INDIAN LAKE, Ohio — Ohio Gov. Mike DeWine joined lawmakers addressing previous storm damage in the Indian Lake region that occurred nearly three weeks ago.

DeWine placed an emphasis on putting in place an emergency action plan to help expedite the process. He’s looking at the state legislature as a resource to put the plan into action. 

What You Need To Know

  • The severe storm damage and tornadoes happened nearly three weeks ago in Logan County

  • Indian Lake residents are still recovering, and many have faced displacement from their homes
  • Ohio Gov. Mike DeWine said the goal is to get immediate assistance and a long-term action plan 

DeWine requested federal assistance from FEMA last week to help Ohioans who were displaced by storm damage. He said it’s not guaranteed that the request will get approved by the federal government. However, even if the funding is approved, DeWine says it could be a long time before Ohio could expect the funds. 

“We have individuals who have lost their homes,” DeWine said. “We have many people who have been displaced, and people who don’t have a place to live.”

The lawmakers at the press conference said they would need about 250 homes for people displaced in Logan County, Ohio. DeWine believes the state legislature needs to help come up with a long-term action plan to get state funding to help with temporary housing, and local businesses that were affected by the storm damage. 

“This is going to be a combined effort between the governor’s office, the Senate and the House of Representatives,” DeWine said. 

“We’re lucky the states have good financial position and a healthy financial position,” said State Rep. Jon Cross, R-Findlay. “Where I think we can get these dollars executed quickly and be of help.” 

DeWine said at the moment, there is not a solid plan to help community members. However, he says he’s expecting within a two-week period Ohio could see some statewide assistance for a community that’s already suffering. 
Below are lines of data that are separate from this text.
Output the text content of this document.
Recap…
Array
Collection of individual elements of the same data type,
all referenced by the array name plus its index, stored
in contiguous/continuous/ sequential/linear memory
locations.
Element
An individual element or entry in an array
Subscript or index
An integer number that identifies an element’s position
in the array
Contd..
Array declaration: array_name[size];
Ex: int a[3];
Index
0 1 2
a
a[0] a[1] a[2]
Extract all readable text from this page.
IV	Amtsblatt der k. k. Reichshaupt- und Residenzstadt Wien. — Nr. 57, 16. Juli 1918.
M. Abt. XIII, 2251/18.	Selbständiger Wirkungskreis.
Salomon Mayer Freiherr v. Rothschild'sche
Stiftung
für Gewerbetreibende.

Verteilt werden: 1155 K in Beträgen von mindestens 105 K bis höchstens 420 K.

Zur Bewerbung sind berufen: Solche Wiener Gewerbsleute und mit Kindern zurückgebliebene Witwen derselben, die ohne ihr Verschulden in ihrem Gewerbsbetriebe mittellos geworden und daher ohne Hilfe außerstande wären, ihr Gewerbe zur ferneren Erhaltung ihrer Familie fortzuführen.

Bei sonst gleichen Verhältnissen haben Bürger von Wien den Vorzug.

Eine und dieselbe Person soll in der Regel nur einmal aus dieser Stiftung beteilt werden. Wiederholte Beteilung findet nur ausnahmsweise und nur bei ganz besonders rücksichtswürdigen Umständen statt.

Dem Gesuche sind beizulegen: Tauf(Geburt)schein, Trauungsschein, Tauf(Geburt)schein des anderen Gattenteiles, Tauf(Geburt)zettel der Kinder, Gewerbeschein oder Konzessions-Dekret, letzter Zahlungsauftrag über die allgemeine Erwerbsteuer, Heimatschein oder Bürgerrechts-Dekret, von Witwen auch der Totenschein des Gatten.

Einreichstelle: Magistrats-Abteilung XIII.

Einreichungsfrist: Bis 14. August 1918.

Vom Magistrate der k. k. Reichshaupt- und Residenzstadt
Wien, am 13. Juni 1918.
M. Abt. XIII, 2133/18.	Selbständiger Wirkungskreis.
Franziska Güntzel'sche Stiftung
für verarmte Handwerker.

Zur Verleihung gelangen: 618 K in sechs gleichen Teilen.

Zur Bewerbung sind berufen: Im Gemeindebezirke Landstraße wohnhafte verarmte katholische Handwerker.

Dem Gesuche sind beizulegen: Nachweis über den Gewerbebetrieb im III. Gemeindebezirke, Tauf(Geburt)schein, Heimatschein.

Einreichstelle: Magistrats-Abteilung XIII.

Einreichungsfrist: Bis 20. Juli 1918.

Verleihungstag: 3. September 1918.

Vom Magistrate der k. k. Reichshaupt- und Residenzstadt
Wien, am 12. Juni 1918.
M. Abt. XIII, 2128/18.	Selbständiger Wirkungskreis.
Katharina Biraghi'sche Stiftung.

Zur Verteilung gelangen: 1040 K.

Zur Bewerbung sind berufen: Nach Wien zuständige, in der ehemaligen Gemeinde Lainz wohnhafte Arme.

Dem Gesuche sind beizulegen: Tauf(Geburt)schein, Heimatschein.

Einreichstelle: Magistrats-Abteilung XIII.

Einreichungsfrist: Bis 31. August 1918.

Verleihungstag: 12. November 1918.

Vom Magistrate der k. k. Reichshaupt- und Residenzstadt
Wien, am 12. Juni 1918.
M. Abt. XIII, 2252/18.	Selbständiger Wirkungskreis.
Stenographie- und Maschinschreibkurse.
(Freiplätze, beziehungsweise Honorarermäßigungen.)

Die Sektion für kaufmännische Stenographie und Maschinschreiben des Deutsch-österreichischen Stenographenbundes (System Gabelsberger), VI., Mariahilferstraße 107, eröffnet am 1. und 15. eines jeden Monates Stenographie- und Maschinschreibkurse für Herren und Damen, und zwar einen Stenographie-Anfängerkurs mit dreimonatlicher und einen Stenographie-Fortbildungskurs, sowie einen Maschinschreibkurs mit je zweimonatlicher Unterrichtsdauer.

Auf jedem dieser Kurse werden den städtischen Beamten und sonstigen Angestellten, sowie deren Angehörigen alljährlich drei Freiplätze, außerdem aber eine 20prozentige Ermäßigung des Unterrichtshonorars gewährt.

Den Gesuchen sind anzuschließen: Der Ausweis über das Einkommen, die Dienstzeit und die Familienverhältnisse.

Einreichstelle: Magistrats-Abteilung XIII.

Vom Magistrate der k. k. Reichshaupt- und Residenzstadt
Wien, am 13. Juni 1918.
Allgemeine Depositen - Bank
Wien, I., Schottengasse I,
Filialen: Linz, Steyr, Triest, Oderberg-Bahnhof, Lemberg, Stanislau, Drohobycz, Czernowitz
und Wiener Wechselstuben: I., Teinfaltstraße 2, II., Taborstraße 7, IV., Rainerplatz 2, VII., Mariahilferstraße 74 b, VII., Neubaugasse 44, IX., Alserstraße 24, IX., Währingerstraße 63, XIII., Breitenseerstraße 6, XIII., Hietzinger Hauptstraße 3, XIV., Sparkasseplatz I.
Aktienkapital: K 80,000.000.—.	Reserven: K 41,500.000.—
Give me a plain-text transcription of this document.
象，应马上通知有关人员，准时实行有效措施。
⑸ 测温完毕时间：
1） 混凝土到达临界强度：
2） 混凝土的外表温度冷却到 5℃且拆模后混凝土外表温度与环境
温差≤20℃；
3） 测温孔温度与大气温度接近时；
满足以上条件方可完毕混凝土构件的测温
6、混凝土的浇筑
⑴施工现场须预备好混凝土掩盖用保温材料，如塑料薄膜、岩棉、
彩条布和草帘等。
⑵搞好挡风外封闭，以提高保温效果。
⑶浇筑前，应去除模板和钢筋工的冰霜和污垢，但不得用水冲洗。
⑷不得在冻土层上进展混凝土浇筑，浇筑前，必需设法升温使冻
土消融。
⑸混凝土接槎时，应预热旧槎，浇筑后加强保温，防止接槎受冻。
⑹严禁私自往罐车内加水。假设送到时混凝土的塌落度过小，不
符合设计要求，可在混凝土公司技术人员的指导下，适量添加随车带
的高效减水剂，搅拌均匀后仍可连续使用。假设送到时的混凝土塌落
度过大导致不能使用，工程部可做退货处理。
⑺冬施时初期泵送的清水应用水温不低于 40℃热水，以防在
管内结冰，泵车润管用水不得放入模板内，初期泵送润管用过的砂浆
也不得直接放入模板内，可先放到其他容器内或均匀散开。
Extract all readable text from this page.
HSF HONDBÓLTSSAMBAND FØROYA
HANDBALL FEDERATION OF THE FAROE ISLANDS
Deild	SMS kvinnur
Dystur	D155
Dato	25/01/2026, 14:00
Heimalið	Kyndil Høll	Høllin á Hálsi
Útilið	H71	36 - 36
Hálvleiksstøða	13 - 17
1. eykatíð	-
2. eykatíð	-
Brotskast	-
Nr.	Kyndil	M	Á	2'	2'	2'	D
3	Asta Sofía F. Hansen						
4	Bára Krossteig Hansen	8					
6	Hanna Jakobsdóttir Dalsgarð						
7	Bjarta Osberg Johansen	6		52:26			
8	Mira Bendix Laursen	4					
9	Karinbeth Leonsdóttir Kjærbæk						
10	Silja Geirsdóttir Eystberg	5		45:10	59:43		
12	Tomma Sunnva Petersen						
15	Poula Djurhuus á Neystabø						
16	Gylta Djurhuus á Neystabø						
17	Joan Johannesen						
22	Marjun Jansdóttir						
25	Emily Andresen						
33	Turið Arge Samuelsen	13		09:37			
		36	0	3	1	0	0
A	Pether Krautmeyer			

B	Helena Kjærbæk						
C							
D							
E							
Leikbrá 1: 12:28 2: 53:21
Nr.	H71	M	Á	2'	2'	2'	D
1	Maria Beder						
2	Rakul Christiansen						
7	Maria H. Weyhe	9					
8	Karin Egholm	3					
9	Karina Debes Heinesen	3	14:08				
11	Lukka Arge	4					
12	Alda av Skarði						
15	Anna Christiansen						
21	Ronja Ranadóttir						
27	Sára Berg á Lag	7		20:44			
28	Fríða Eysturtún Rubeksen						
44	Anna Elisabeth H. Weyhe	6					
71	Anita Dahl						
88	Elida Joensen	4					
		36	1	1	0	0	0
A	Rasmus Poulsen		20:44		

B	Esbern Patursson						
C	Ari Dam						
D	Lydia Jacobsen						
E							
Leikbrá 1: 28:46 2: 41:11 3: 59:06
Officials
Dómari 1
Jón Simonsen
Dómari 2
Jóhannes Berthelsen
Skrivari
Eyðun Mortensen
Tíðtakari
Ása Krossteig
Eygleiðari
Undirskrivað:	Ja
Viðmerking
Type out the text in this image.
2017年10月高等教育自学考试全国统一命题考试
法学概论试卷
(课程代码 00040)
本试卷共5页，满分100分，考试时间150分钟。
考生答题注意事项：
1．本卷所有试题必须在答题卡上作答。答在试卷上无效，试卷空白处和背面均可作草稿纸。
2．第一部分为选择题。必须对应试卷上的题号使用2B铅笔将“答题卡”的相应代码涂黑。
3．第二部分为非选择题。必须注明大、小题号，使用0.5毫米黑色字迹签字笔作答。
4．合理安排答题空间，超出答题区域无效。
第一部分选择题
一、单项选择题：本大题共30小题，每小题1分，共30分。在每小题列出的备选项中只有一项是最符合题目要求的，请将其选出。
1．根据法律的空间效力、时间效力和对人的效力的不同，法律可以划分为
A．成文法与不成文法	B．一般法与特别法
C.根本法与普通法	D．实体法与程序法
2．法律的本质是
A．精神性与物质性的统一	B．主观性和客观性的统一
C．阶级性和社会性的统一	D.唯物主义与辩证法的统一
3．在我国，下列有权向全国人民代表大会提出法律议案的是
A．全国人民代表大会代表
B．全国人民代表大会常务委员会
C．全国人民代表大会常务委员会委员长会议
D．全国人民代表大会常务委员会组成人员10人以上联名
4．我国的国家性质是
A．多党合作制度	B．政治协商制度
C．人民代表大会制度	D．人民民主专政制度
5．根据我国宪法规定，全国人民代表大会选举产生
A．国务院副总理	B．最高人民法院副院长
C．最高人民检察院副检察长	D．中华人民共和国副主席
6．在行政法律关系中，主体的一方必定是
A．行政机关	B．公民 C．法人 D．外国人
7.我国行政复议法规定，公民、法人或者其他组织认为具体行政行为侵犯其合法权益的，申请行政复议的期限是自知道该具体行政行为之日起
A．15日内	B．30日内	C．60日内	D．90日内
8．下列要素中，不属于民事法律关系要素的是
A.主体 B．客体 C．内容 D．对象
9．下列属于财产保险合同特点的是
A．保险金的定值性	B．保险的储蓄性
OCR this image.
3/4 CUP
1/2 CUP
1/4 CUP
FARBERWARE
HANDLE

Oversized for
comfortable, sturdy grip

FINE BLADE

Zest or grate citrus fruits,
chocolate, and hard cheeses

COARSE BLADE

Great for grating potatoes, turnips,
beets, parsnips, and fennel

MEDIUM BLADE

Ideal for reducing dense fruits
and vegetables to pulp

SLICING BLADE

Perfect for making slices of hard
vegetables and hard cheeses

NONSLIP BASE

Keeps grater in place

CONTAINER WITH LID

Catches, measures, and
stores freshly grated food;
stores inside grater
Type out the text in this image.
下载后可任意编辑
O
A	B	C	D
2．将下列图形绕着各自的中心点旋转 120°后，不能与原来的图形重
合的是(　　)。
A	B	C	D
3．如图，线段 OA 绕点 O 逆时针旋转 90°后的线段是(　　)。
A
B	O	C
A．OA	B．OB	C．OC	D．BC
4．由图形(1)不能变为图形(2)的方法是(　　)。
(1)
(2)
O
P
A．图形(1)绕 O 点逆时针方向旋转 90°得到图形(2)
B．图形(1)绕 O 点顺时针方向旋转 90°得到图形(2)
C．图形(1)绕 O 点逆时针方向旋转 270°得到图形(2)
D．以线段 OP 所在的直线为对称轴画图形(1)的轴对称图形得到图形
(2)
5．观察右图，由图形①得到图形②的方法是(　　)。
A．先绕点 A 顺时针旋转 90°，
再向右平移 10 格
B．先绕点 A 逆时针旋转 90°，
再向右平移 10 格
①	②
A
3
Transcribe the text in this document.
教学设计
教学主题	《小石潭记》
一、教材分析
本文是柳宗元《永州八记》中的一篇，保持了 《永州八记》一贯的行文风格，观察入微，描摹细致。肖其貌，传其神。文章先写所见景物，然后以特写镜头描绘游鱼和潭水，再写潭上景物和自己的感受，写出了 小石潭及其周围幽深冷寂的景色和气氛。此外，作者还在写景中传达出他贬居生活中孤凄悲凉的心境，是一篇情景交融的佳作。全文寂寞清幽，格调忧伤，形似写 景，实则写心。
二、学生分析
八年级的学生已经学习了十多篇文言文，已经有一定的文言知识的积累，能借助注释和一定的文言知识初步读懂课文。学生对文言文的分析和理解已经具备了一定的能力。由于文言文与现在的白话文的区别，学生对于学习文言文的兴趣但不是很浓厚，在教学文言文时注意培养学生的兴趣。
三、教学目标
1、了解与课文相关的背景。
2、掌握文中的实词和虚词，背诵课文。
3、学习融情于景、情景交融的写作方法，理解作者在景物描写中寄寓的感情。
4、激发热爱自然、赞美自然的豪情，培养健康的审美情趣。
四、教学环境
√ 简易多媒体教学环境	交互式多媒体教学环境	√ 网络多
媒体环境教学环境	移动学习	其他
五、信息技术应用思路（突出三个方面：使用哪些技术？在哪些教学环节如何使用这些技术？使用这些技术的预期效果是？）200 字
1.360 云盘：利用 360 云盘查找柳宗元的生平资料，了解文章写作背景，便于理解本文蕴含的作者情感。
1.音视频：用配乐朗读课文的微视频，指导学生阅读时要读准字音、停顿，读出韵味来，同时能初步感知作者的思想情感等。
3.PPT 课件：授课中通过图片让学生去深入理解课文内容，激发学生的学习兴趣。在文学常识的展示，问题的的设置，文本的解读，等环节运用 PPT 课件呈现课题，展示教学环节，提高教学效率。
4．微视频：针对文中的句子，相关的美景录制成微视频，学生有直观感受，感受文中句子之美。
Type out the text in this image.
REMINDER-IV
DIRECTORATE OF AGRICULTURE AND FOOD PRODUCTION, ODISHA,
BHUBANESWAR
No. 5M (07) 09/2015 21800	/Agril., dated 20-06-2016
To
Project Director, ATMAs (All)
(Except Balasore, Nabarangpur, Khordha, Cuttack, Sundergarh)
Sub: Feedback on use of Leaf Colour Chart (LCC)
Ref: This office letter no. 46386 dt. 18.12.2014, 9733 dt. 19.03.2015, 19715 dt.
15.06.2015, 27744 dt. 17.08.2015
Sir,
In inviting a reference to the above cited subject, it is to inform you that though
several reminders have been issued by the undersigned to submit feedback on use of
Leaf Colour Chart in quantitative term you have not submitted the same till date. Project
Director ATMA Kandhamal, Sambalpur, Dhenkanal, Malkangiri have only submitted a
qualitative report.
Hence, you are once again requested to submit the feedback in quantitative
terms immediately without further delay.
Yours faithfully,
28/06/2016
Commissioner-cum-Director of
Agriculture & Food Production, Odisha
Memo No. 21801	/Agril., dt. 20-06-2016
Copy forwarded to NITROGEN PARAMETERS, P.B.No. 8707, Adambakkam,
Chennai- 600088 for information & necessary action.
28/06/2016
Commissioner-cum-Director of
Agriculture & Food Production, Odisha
“Every community member, every person, every family and every student at Indian Lake High School is precious to us,” said Joe Antrim, a Logan County Commissioner. “And we certainly don’t want to lose any of these people because they somehow feel like they no longer have a place in Indian Lake or Logan County.” 

“This is a place that is loved by people who live here,” DeWine said. “I think it’s imperative that we do everything we can at the state level to be of be of assistance.”